The Pliocene Hadar Formation (Ethiopia) preserves a rich geological and paleontological record germane to our understanding of early hominin evolution. At the Hadar Research Project area, ~155 m of Hadar Formation strata span the interval from ca. 3.45 to 2.90 Ma and consist of floodplain paleosols (dominantly Vertisols), fluvial and deltaic sands, and both pedogenically modified and unmodified lacustrine clays and silts. Clays and silts constitute the majority of the Hadar sediments. In the absence of clear lacustrine indicators, most of these fine-grained sediments are interpreted as fluvial floodplain or delta-plain deposits that exhibit varying degrees of pedogenic modification. Lacustrine and lake-margin deposits are represented by laminated mudstones, gastropod coquinas, limestones, and certain pedogenically modified and unmodified strata preserving gastropods, ostracods, and aquatic vertebrate remains. Most sands can be attributed to channel and point-bar deposits of a large-scale meandering river system or associated crevasse-splay and distributary-channel deposits. Fluvial-deltaic deposition predominated at Hadar. The lacustrine depocenter was located east and northeast of Hadar, but lacustrine transgressions into the region were a regular occurrence. Evidence presented here suggests that during lacustrine-dominated intervals, lake water depths at Hadar were most likely relatively shallow and included repeated regression events across a low-gradient shoreline. Vertebrate remains at Hadar are disproportionately recovered from fluvial and deltaic sands and silts. This is most likely a taphonomic effect related to the low preservation potential of bones in Vertisols, which are common at Hadar, as opposed to their original distribution across the paleolandscape.

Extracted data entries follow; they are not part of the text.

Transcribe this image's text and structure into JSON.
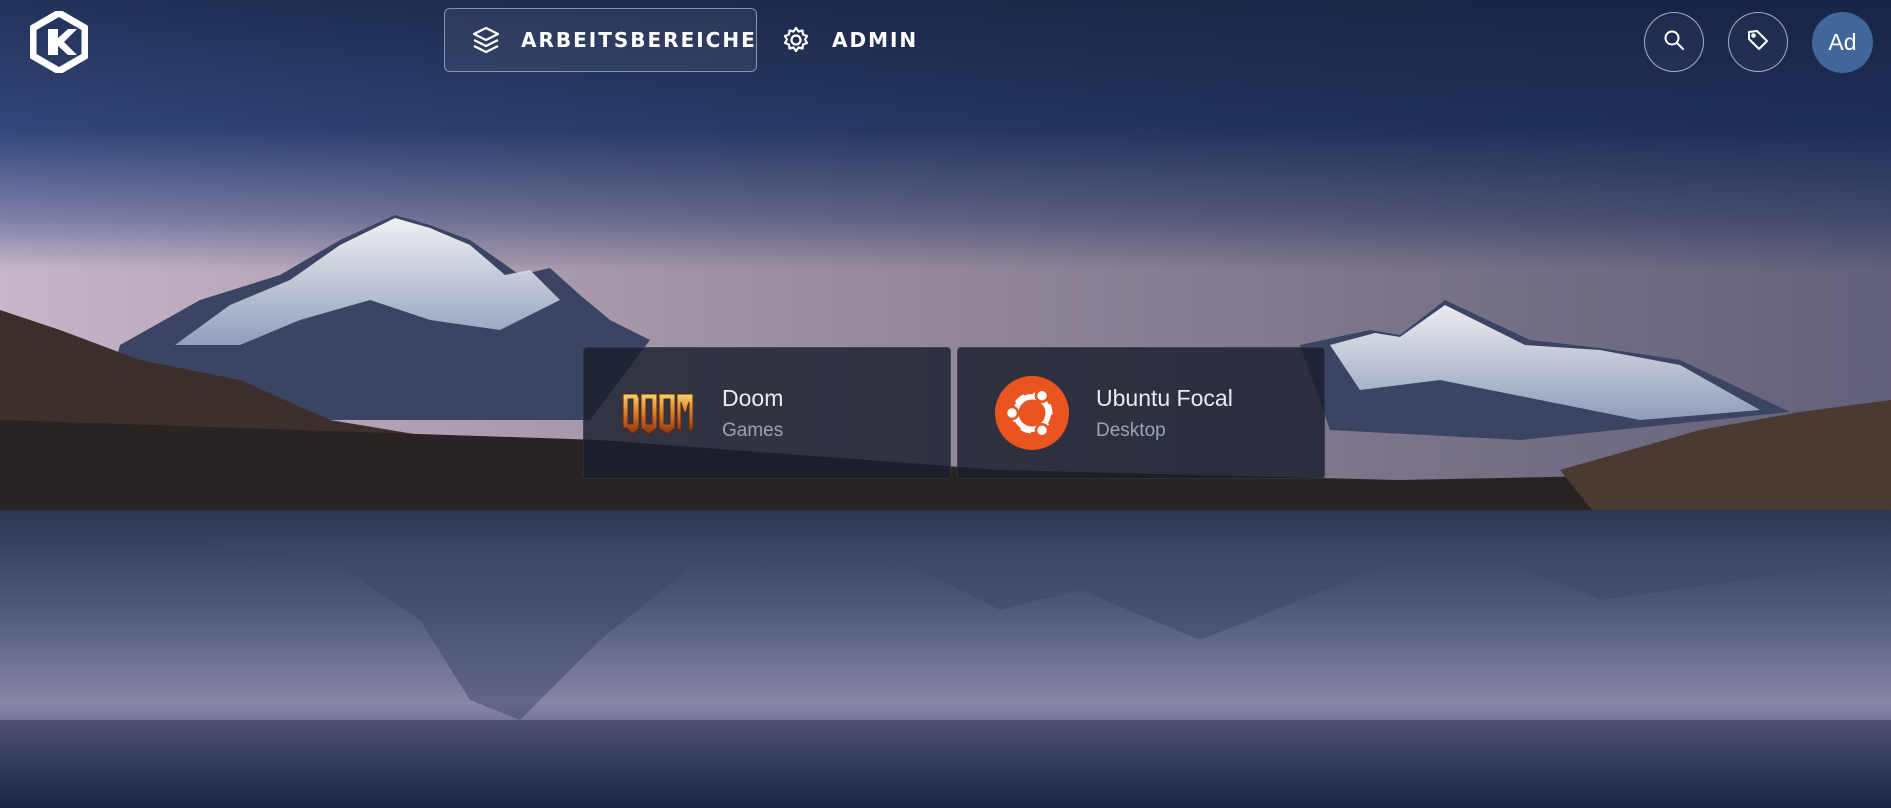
{
  "header": {
    "logo_icon": "kasm-logo-icon",
    "nav": [
      {
        "label": "ARBEITSBEREICHE",
        "icon": "layers-icon"
      },
      {
        "label": "ADMIN",
        "icon": "gear-icon"
      }
    ],
    "search_icon": "search-icon",
    "tags_icon": "tag-icon",
    "avatar_initials": "Ad"
  },
  "workspaces": [
    {
      "name": "Doom",
      "category": "Games",
      "icon": "doom-logo-icon"
    },
    {
      "name": "Ubuntu Focal",
      "category": "Desktop",
      "icon": "ubuntu-logo-icon"
    }
  ],
  "colors": {
    "accent": "#41679a",
    "ubuntu_orange": "#e95420",
    "card_bg": "#1a1e2c"
  }
}
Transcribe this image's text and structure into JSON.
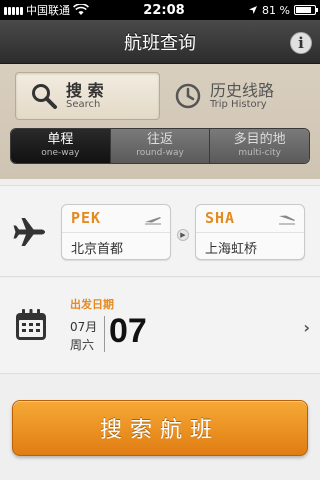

Detailed lateral study of strata associated with the A.L. (Afar Locality) 333 hominin locality provides paleoenvironmental information at geographic scales of hundreds of meters to kilometers as well as insights regarding alluvial deposition and pedogenesis in the middle Denen Dora Member of the Hadar Formation. A.L. 333 is dated at ca. 3.2 Ma and has produced over 260 surface and excavated specimens of Australopithecus afarensis . It represents an unusual source of high-resolution information about the paleoenvironmental context of this hominin. The in situ hominin fossils are associated with the final stages of filling of a paleochannel and were buried prior to the formation of overlying paleosols. Preserved bedding structures in the fine-grained hominin-producing strata provide evidence that the abandoned channel continued to aggrade prior to the onset of sustained pedogenesis. Pedogenic carbonates associated with the hominin level thus postdate the death and burial of the hominins, possibly by centuries to millennia. The reconstructed paleodrainage of the DD-2 sandstone (DD-2s) is oriented south to north and consists of a trunk channel, ~40 m wide and 3–5 m deep, connecting a tributary system south of A.L. 333 to a distributary system to the north, which likely ended on the deltaic plain associated with the basin’s depocenter. The hominin concentration occurs in the upper part of the fill of the trunk channel. The burial of the hominin remains involved fine-grained deposition indicating low-energy, seasonal flood events, and there is no sedimentological evidence for a high-energy, catastrophic flood that could have caused the demise of the hominins.